Pedem reajustes salariais com a inflação (cerca de 7%) somada a um aumento real (coisa de 3% a 5%). São brasileiros que ganham, grosseiramente, entre R$ 1.500 e R$ 3.000. Ao seu lado não há economistas-de-consultoria nem plenipotenciários do Banco Mundial ou do FMI. É gente que descende da choldra parisiense que se reunia na place de Grève durante a Idade Média. Uma escumalha que nada tem a botar no pano verde senão o suor de seu rosto. Gente como o baiano Gilson Menezes, que às 7h do dia 12 de maio de 1978 entrou na oficina da Scania, em São Bernardo, e parou a fábrica, mostrando ao Brasil que os trabalhadores podiam. Estarreceu os sábios, estonteou a ditadura. Meses depois, em comandita com o Dops, a firma infiltraria olheiros nas assembléias. Não adiantou nada. Os metalúrgicos e Gilson Menezes puderam tanto que o presidente do Sindicato de São Bernardo é o atual presidente da República.
As greves e as reivindicações dos trabalhadores são o reverso do Brasil que entra na fila para ganhar o Bolsa-Caraminguá. Não fazem parte do Brasil da solidariedade com a miséria, no qual o ministro de combate à fome, visconde Patrus Ananias (Desenvolvimento Social), tem um funcionário (DAS 3) encarregado de seu cerimonial. São o Brasil que não vive dos juros do doutor Henrique Meirelles, não opera na CC5 nem está no "mensalão", mas produz o superávit comercial de US$ 30 bilhões.
Os trabalhadores das montadoras do ABC, do Paraná e da Bahia já buscaram o seu. Os bancários mandaram ao lixo uma proposta patronal aceita pela confederação dos empregados, filiada à CUT. Como diria Lula, o brasileiro não desiste nunca. Iansã e Santa Bárbara quiseram que isso acontecesse num governo em que três ex-presidentes de sindicatos de bancários são chamados de Vossa Excelência em Brasília (Luiz Gushiken, Ricardo Berzoini e Olívio Dutra).
A mobilização dos trabalhadores não é incentivada por Lula, mas é uma esplêndida conseqüência de sua presença no Planalto. Em quase dois anos de governo ele importou um avião de potentado árabe e entrou no Copacabana Palace pela porta dos fundos, mas nunca deu ao empresariado um só sinal de que estaria ao seu lado contra a patuléia. Faz quase dez anos que os tucanos esmigalharam uma greve de petroleiros que obrigava o trabalhador a carregar nas costas os botijões de gás de cozinha.

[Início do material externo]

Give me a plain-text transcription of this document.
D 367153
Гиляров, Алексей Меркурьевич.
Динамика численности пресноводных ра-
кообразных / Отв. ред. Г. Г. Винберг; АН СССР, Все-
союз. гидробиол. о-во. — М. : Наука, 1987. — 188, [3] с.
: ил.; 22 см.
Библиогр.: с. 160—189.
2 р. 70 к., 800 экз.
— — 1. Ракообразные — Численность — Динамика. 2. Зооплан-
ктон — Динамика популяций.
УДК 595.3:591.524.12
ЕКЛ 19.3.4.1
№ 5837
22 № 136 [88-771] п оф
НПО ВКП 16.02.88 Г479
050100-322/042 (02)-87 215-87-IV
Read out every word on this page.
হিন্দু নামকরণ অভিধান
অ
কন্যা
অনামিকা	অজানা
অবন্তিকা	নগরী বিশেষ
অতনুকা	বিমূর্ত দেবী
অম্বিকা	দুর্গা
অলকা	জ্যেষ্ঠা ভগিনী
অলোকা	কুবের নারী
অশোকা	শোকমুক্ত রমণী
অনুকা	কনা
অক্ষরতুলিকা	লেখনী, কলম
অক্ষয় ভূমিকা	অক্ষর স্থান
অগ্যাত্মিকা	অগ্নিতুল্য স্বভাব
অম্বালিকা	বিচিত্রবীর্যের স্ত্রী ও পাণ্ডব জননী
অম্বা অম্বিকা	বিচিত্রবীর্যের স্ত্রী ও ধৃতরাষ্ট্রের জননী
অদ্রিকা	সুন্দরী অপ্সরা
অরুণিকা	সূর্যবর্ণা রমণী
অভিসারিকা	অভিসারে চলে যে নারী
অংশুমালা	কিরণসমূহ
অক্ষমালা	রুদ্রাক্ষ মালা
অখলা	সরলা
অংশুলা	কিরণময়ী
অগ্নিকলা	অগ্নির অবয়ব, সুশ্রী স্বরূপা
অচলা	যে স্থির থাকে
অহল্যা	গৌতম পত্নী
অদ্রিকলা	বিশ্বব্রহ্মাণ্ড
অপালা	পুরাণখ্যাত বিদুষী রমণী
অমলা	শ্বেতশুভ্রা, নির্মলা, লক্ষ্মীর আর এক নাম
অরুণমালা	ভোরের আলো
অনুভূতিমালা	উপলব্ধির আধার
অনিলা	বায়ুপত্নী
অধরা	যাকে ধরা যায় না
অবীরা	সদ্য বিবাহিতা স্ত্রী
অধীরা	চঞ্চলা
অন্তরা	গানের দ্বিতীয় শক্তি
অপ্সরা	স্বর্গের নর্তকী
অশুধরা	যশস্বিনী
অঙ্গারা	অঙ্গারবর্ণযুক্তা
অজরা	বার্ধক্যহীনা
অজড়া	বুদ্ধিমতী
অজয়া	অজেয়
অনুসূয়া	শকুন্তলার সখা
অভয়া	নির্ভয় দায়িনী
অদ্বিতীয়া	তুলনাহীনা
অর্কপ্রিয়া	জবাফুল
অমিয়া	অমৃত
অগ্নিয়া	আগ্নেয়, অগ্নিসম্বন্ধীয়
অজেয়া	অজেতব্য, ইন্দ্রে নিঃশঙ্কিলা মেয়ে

As filas dos caixas eletrônicos e das casas lotéricas foram criação da banca que não pagou salários decentes aos seus empregados. Antes de praguejar contra o trabalhador da iniciativa privada parado, vale a pena pensar no empregador que adoraria transformar um desconforto momentâneo numa satanização do grevista. É preferível gramar a fila do caixa do que cevar um condomínio financeiro que mantém quase 3 milhões de trabalhadores nas filas do desemprego.
Greve é um momento perigoso e sublime na vida do trabalhador. Não é um jogo de ganha-ganha. Há categorias que têm força para derrotar os patrões e há categorias que não a têm. Quem não a tem, como os petroleiros de 1995, arrosta o fracasso. É o jogo jogado.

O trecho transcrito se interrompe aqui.